Your world success with Sundays never! opened the way for her to further large-scale productions. She celebrated success in films such as Phaedra (1962) - Mikis Theodorakis wrote the music for this -, Topkapi (1964), Hot Plaster Chicago (1969) and Promise in the Twilight (1970). Melina Mercouri also played the role of Illya in 1967/1968 in the Broadway musical Illya Darling .

During the seven-year military dictatorship in Greece between 1967 and 1974, Mercouri lived in exile in France. When the artist publicly took a stand against the regime, the rulers revoked her Greek citizenship, her passport was declared invalid, and Mercouri had great difficulties traveling internationally.

She responded to the expatriation with the sentence: “I was born a Greek and will die a Greek. Mr. Pattakos (then Greek Interior Minister) was born a fascist. He will die a fascist. ”She gave her autobiography , published in 1971, the title I was born a Greek . Melina Mercouri also made her criticism of the regime clear on the tours that took her around the world as a singer.

After the fall of the military junta and the re-establishment of democracy on July 24, 1974, the artist returned to her home country. In 1977 she was elected to the Greek parliament for the first time as a PASOK member. She made her last film in 1978: A Dream of Passion .

In October 1981 the newly elected Greek Prime Minister Andreas Papandreou brought her into his cabinet as Minister of Culture. She held this office from 1981 to 1989 and again from 1993 to 1994. The establishment of the annual European Capital of Culture goes back to Mercouri's initiative . Among other things, she campaigned for the Parthenon Fries ( Elgin Marbles ) to be returned to Greece from the British Museum in London.

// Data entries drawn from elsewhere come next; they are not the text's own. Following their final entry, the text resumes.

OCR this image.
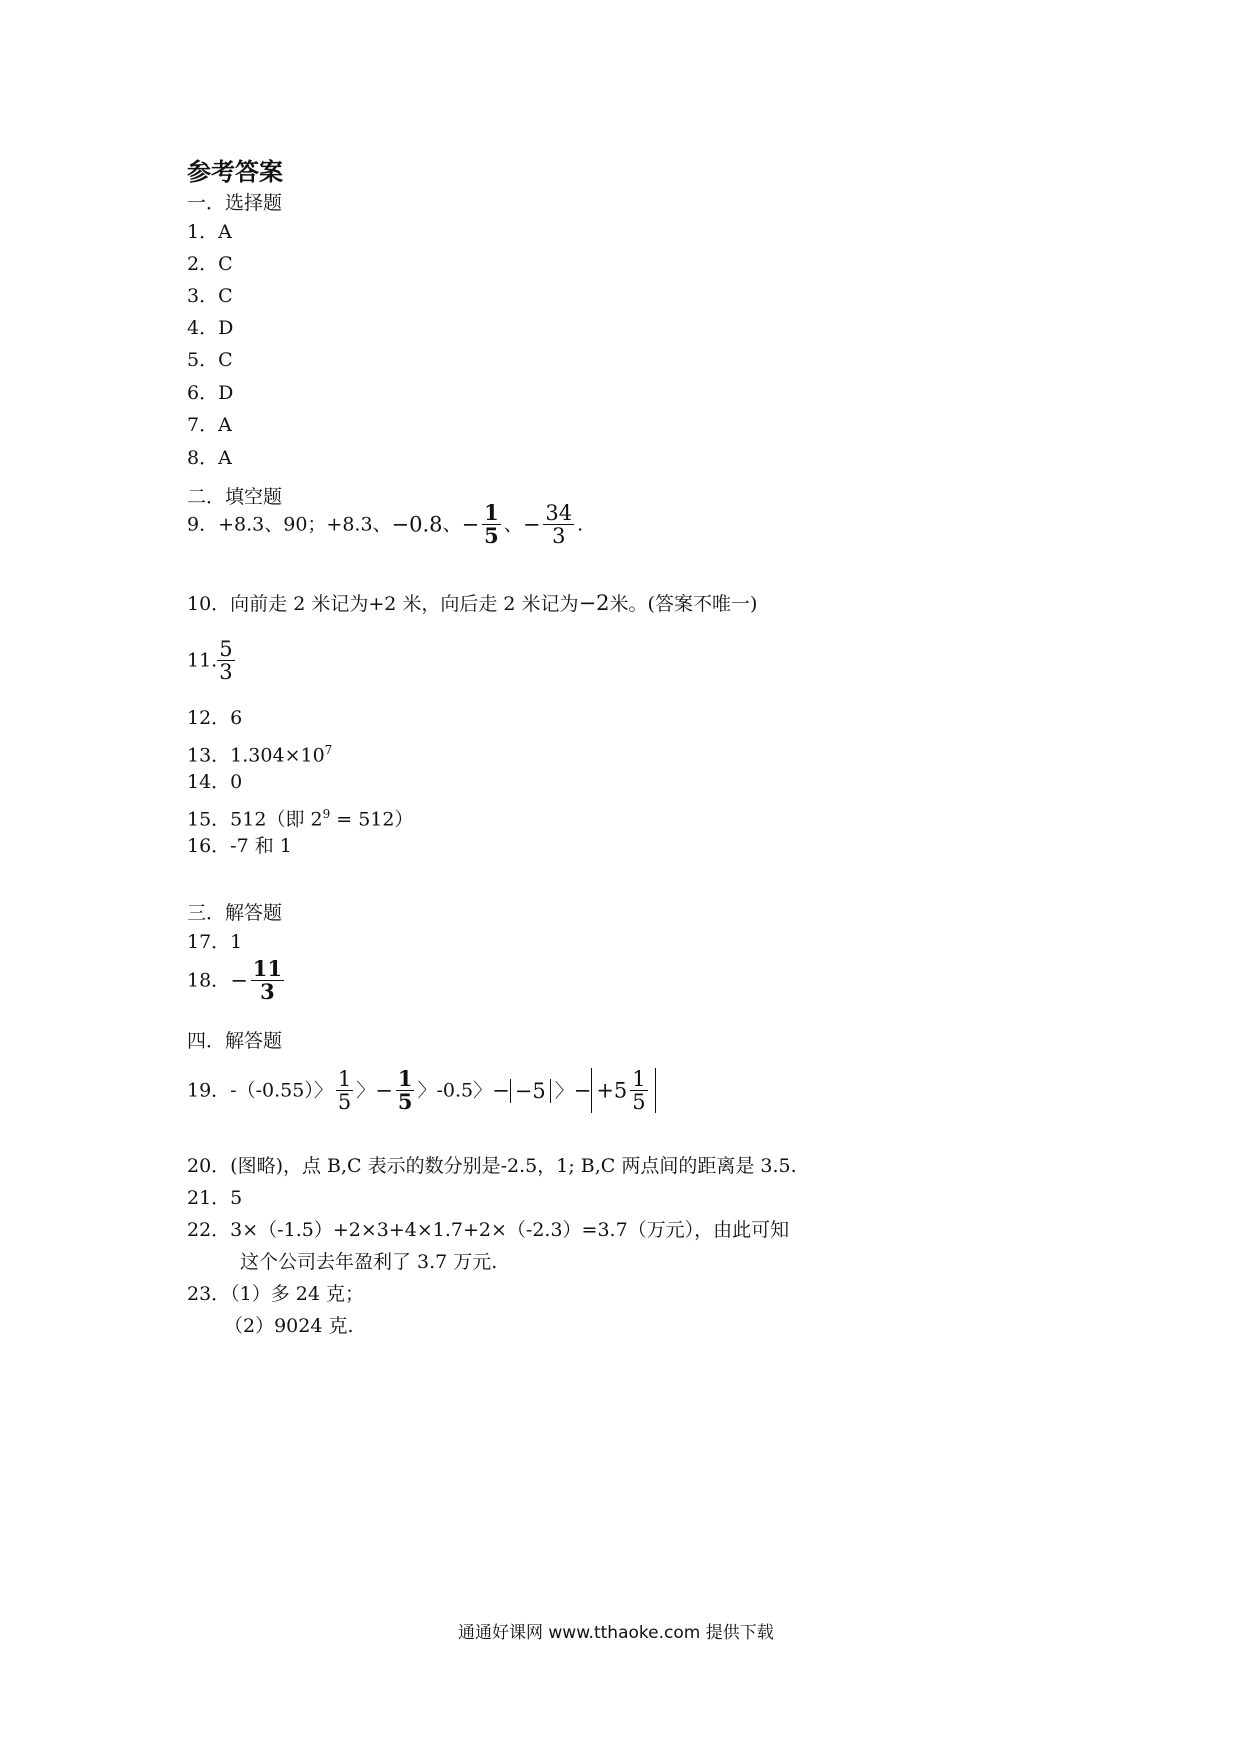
参考答案
一．选择题
1．A
2．C
3．C
4．D
5．C
6．D
7．A
8．A
二．填空题
9．+8.3、90；+8.3、−0.8、− $\frac{1}{5}$ 、− $\frac{34}{3}$ .
10．向前走 2 米记为+2 米，向后走 2 米记为−2米。(答案不唯一)
11. $\frac{5}{3}$
12．6
13．$1.304\times 10^7$
14．0
15．512（即 $2^9 = 512$）
16．-7 和 1
三．解答题
17．1
18．− $\frac{11}{3}$
四．解答题
19．-（-0.55）〉 $\frac{1}{5}$ 〉− $\frac{1}{5}$ 〉-0.5〉− −5 〉− $+5 \frac{1}{5}$
20．(图略)，点 B,C 表示的数分别是-2.5，1; B,C 两点间的距离是 3.5.
21．5
22．3×（-1.5）+2×3+4×1.7+2×（-2.3）=3.7（万元），由此可知
这个公司去年盈利了 3.7 万元.
23．（1）多 24 克；
（2）9024 克.
通通好课网 www.tthaoke.com 提供下载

In 1989 the artist, who smoked her first cigarette at the age of eleven, was operated on for the first time for lung cancer. A year later she ran for the office of Athens mayor, but lost the election against Antonis Tritsis very narrowly. On March 6, 1994, Melina Mercouri died after surgery at the Memorial Sloan Kettering Cancer Center in New York. Their final resting place is in the First Athens Cemetery (Πρώτο Νεκροταφείο Αθηνών - Próto Nekrotafío Athinón).

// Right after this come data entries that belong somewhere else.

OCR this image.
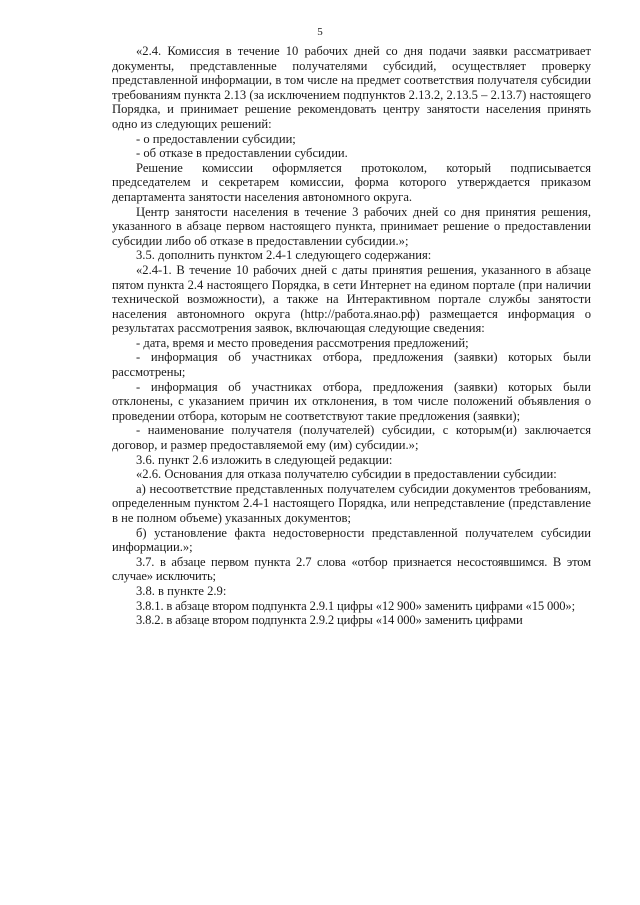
5

«2.4. Комиссия в течение 10 рабочих дней со дня подачи заявки рассматривает документы, представленные получателями субсидий, осуществляет проверку представленной информации, в том числе на предмет соответствия получателя субсидии требованиям пункта 2.13 (за исключением подпунктов 2.13.2, 2.13.5 – 2.13.7) настоящего Порядка, и принимает решение рекомендовать центру занятости населения принять одно из следующих решений:

- о предоставлении субсидии;

- об отказе в предоставлении субсидии.

Решение комиссии оформляется протоколом, который подписывается председателем и секретарем комиссии, форма которого утверждается приказом департамента занятости населения автономного округа.

Центр занятости населения в течение 3 рабочих дней со дня принятия решения, указанного в абзаце первом настоящего пункта, принимает решение о предоставлении субсидии либо об отказе в предоставлении субсидии.»;

3.5. дополнить пунктом 2.4-1 следующего содержания:

«2.4-1. В течение 10 рабочих дней с даты принятия решения, указанного в абзаце пятом пункта 2.4 настоящего Порядка, в сети Интернет на едином портале (при наличии технической возможности), а также на Интерактивном портале службы занятости населения автономного округа (http://работа.янао.рф) размещается информация о результатах рассмотрения заявок, включающая следующие сведения:

- дата, время и место проведения рассмотрения предложений;

- информация об участниках отбора, предложения (заявки) которых были рассмотрены;

- информация об участниках отбора, предложения (заявки) которых были отклонены, с указанием причин их отклонения, в том числе положений объявления о проведении отбора, которым не соответствуют такие предложения (заявки);

- наименование получателя (получателей) субсидии, с которым(и) заключается договор, и размер предоставляемой ему (им) субсидии.»;

3.6. пункт 2.6 изложить в следующей редакции:

«2.6. Основания для отказа получателю субсидии в предоставлении субсидии:

а) несоответствие представленных получателем субсидии документов требованиям, определенным пунктом 2.4-1 настоящего Порядка, или непредставление (представление в не полном объеме) указанных документов;

б) установление факта недостоверности представленной получателем субсидии информации.»;

3.7. в абзаце первом пункта 2.7 слова «отбор признается несостоявшимся. В этом случае» исключить;

3.8. в пункте 2.9:

3.8.1. в абзаце втором подпункта 2.9.1 цифры «12 900» заменить цифрами «15 000»;

3.8.2. в абзаце втором подпункта 2.9.2 цифры «14 000» заменить цифрами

After the death of his wife, Jules Dassin founded the Melina Mercouri Foundation , which keeps the memory and visions of the actress and politician alive. The Melina Mercouri Prize for the preservation of cultural landscapes , which has been awarded since the late 1990s, commemorates her commitment to cultural policy . Jules Dassin died in Athens on March 31, 2008 and was buried next to his wife.

Filmography (selection)

Melina Mercouri (1968)

Discography (selection)

Albums

  • Melina Mercouri sings chansons (Polydor)
  • Melina Mercouri sings in Greek (Polydor)
  • melina (Polydor)
  • 1973: mélina L'oeillet Rouge (Polydor)
  • Si Melina ... (Polydor)
  • Je suis grecque - Greek songs in French - (Polydor)

Singles

  • 1960: a ship will come (Polydor)
  • Les enfants du Pirée (Heliodorus)
  • Le meteque - O metikos
  • Phaedra (This Master's Voice)

Works and literature

Web links

Commons : Melina Mercouri  - collection of pictures, videos and audio files

Individual evidence

  1. Zane B. Stein: Rudy Bond: Illya Darling. In: zanestein.com. May 15, 2020, accessed on October 18, 2020 .
  2. Melina Mercouri: I was born a Greek . Rowohlt, Reinbek bei Hamburg 1974, ISBN 3-499-11729-0 , p. 180.
  3. Klaus Nerger: Melina Mercouri, Greek Μελίνα Μερκούρη. In: knerger.de. April 24, 2019, Retrieved October 18, 2020 (The Tomb of Melina Mercouri).